Originally published July 28, 2011
By Jonathan Weber
Eatontown — Of the 452 acres of Fort Monmouth in the borough, 130 of it contains the golf course. In a conversation with Eatontown Mayor Gerald Tarantolo, he revealed there are eight different groups that have expressed interest in the Fort’s golf course and the Gibbs Hall Club House.
While it may not seem like much, it is a start on the redevelopment of the military facility after the September 15 closing. Gibbs Hall is a historic building.
The closing has been devastating to the Eatontown; 2010 population figures from the U.S. Census Bureau shows that the town lost about 2,000 people in the last few years, mostly as a result of the fort’s demise. It appears the first real housing units won’t be built until 2013 at the earliest. The school population has taken a nosedive.
But the first candidate for renewal at the Fort, according to the Mayor, is the Howard Commons area. It is already adjacent to current housing developments in Eatontown and the project was under review for redevelopment well before the announcing of the base closure.
Plans are to put up 260 units, of which 20 percent would be affordable housing. The Mayor has been talking to Habitat for Humanity to construct the low income housing.

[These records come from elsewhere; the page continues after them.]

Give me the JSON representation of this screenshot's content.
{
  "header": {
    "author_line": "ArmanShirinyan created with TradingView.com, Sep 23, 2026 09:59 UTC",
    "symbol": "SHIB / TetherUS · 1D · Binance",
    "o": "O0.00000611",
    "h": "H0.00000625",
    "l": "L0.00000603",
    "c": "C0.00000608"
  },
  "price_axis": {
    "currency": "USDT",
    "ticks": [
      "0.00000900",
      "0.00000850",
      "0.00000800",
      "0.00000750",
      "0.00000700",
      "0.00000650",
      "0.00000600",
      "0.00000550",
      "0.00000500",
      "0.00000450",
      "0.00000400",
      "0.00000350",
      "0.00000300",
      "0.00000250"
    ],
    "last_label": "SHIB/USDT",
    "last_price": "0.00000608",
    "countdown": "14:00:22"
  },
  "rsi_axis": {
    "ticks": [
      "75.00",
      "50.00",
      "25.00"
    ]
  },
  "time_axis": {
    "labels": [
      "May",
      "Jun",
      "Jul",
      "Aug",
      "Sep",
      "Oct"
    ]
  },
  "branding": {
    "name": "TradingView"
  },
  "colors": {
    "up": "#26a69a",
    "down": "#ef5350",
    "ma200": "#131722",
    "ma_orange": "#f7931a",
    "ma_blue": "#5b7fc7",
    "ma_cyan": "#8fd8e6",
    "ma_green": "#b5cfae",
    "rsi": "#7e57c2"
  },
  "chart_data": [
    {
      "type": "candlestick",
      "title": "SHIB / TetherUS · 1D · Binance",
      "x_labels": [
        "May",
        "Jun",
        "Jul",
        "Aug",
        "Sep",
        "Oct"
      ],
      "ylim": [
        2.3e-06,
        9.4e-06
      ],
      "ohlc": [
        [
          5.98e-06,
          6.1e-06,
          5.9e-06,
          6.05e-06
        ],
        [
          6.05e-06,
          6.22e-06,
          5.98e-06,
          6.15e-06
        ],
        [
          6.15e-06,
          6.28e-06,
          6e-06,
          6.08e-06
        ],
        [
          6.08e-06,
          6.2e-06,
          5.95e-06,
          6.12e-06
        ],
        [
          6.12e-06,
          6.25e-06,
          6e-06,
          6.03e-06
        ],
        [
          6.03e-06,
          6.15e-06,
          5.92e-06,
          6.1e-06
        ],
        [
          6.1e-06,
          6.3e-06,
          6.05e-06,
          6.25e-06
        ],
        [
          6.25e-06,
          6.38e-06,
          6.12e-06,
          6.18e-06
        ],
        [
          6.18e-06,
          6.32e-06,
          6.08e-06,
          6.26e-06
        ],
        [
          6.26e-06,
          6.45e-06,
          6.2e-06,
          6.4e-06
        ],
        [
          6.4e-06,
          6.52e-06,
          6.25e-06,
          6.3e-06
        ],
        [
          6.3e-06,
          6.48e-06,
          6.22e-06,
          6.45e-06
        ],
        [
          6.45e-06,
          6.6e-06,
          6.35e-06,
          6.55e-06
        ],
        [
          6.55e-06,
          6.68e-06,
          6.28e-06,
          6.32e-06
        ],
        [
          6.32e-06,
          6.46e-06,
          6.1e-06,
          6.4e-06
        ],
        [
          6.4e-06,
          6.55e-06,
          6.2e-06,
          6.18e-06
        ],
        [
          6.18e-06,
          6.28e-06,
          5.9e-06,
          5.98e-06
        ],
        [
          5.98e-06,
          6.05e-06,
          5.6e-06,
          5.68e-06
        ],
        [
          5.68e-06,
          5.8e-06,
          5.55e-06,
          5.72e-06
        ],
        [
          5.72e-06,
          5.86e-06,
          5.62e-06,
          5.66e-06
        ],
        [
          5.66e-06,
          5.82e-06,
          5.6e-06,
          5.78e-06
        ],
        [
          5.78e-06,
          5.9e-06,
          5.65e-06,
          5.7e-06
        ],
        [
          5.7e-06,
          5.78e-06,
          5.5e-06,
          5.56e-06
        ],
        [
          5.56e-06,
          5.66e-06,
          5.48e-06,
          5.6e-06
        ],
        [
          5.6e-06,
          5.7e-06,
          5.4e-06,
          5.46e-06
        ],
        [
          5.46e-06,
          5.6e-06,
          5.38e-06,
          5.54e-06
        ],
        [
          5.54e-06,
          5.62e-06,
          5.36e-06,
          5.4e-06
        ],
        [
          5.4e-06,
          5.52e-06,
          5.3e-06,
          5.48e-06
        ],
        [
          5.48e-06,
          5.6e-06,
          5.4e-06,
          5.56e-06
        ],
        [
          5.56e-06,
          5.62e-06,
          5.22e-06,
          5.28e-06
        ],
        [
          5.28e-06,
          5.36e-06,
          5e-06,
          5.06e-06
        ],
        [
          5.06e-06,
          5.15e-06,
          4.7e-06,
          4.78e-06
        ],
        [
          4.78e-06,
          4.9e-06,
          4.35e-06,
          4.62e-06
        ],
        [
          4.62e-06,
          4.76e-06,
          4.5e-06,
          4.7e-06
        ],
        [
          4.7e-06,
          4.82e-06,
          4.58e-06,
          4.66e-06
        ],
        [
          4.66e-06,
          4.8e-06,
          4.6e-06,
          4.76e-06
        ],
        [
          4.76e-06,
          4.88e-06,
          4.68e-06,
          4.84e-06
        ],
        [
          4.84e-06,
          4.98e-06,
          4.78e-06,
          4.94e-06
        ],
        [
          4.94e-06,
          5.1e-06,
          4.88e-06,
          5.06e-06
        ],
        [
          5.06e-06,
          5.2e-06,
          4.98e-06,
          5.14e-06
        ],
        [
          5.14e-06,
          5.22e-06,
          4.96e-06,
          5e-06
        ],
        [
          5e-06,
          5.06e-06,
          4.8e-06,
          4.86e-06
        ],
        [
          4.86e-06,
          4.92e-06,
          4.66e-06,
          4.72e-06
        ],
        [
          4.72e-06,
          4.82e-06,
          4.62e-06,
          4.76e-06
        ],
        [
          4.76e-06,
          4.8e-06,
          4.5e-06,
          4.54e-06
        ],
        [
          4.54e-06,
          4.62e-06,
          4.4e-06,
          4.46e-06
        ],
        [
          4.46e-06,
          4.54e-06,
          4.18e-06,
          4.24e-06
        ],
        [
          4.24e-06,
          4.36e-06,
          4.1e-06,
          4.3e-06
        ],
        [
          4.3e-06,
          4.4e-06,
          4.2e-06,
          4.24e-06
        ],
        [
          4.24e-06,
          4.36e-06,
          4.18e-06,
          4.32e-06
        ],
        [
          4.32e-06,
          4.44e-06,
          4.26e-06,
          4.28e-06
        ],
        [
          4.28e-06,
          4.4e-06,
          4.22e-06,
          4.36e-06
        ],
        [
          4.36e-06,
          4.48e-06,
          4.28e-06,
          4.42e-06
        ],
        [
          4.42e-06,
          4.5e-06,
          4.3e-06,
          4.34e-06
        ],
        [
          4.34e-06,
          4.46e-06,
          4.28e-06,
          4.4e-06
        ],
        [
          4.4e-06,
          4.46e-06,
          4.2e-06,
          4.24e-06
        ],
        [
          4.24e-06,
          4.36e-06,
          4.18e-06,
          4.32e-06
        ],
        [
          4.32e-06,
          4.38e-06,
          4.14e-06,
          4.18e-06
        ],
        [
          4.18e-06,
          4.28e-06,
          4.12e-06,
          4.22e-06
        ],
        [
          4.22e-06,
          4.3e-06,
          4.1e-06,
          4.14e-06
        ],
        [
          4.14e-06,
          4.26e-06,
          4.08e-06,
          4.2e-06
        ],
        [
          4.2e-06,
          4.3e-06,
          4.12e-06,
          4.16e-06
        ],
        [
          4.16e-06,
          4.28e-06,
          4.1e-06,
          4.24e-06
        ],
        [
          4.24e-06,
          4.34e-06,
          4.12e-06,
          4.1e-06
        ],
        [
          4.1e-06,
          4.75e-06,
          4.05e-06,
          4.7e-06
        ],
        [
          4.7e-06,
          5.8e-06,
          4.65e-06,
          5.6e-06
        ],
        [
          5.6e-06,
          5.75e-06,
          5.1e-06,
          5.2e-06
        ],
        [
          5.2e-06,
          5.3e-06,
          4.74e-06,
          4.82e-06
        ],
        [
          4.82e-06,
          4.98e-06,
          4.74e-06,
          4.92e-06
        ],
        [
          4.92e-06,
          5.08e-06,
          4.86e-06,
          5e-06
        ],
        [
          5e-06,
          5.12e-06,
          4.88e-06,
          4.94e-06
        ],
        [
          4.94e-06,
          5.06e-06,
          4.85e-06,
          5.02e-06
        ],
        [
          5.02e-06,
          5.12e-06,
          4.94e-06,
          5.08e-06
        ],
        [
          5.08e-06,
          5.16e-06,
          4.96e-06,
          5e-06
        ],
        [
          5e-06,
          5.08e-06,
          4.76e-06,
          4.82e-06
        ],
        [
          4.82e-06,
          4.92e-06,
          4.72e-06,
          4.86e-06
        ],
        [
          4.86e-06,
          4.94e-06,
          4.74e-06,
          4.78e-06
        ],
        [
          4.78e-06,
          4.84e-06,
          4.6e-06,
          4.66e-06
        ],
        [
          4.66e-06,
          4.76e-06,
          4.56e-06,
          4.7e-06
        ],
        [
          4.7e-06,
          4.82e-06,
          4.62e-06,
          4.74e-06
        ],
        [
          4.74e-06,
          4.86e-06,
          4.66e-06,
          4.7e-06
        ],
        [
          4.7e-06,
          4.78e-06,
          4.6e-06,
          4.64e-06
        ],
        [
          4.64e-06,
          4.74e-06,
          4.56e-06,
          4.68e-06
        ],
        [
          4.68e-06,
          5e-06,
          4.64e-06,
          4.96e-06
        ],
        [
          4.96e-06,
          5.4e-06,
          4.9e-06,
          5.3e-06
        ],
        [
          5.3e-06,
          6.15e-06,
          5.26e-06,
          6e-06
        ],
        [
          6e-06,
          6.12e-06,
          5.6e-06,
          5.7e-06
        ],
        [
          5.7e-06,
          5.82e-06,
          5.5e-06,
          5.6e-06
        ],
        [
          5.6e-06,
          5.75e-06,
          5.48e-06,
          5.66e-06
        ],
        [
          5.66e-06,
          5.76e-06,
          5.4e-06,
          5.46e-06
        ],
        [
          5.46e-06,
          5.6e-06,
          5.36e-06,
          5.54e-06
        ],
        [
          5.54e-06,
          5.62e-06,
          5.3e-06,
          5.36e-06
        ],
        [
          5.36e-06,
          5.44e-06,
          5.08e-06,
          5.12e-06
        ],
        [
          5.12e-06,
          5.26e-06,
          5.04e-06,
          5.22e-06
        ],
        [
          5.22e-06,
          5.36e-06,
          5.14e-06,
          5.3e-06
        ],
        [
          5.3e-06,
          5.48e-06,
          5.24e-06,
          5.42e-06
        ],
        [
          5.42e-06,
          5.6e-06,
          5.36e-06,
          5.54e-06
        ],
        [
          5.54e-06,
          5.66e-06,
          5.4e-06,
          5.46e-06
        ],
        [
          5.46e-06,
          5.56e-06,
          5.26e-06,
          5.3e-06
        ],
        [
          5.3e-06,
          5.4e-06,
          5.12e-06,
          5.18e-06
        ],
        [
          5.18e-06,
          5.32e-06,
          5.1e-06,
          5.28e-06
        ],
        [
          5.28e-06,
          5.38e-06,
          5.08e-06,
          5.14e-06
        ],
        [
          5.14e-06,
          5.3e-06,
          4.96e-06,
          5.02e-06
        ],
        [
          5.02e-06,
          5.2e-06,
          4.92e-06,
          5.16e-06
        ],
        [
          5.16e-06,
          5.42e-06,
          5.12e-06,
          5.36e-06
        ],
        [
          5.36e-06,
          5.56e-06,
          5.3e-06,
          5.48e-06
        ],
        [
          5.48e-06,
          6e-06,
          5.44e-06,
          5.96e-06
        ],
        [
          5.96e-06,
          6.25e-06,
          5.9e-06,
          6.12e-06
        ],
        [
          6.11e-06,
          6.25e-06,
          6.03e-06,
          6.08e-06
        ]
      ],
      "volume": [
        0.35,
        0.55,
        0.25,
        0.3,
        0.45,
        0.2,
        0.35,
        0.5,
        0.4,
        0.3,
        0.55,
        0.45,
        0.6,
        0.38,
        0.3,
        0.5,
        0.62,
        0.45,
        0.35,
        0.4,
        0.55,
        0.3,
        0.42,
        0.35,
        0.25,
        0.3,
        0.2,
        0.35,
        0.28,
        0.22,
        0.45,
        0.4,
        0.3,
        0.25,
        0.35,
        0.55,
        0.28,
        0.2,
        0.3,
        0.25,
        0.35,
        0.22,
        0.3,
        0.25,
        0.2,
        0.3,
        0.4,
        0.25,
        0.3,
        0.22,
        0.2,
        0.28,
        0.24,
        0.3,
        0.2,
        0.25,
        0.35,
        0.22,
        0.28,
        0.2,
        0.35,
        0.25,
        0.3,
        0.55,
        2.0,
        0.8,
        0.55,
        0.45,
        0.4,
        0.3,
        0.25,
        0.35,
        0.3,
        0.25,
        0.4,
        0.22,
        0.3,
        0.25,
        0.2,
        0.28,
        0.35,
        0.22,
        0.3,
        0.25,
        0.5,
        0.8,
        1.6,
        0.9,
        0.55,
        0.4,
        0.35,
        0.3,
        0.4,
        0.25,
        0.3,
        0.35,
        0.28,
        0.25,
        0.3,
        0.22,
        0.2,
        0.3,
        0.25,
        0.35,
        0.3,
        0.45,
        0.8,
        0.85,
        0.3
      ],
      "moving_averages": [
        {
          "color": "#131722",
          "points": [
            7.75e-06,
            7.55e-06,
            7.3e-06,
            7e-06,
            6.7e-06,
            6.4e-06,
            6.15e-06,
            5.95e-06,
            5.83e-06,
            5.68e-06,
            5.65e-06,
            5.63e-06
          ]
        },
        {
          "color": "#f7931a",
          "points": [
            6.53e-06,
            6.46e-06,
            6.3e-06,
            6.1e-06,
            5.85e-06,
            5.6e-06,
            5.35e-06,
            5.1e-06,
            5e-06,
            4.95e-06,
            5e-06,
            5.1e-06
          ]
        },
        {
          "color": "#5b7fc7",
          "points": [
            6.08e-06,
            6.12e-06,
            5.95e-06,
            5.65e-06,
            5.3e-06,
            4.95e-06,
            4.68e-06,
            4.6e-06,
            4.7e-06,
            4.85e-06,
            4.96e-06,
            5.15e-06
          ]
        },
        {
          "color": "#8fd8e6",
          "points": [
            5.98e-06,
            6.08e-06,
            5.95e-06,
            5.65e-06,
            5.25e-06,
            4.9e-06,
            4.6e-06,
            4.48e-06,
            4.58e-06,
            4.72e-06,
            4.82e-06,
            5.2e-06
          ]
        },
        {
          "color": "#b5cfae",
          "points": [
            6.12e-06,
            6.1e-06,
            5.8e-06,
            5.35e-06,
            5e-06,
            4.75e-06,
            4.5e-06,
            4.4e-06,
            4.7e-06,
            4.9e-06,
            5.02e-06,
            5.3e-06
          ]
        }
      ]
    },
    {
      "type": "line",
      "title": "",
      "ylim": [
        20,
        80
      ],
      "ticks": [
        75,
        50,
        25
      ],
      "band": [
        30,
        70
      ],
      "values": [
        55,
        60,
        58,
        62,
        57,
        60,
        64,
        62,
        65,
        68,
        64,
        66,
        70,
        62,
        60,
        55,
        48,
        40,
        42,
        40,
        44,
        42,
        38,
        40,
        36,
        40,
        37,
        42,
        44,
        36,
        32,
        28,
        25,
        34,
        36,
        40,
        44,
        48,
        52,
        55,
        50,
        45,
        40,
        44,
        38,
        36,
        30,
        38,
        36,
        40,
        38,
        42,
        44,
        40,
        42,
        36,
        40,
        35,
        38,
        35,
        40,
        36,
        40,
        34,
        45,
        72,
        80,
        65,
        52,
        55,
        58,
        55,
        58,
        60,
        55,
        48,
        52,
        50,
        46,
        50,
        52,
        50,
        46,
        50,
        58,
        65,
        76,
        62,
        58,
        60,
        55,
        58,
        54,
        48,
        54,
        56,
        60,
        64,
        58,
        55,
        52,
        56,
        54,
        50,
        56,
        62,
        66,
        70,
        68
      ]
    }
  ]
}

Tinton Falls might also share some of the early work as some buildings on its share of the Fort, as structures in the Tinton Falls area have already been torn down. There also has been some interest in the Marina in Oceanport.
Not only is Fort Monmouth in the crosshairs, but some interest has been expressed by developers in the Old Orchard Country Club. The golf course was the scene of controversy when developers wanted to erect a hotel, a large shopping center, and a lot homes on the property. That plan did not win approval from Council and as a result Old Orchard was sold back to its former owners.
Now Tarantolo is talking with several groups that expressed interest in taking over the land. The Mayor doesn’t want “2,000 pounds of fertilizer in a 100 pound bag,” as he described the last set of proposals.
Plans are moving forward to put 120 residential units on the grounds of Mr. B’s. The facility has changed hands several times in the past year or so and the original proposal was tied up in court for several years. In the Industrial Park centered on Industrial Way, DataComm has moved into incubator space as it decides whether or not to make Eatontown its permanent home, and the Veteran’s Administration has moved into the Park with a data processing center.
In Monmouth Mall, Boscov’s has reorganized from its bankruptcy and is reopening their old store there. They are already in the process of rehiring.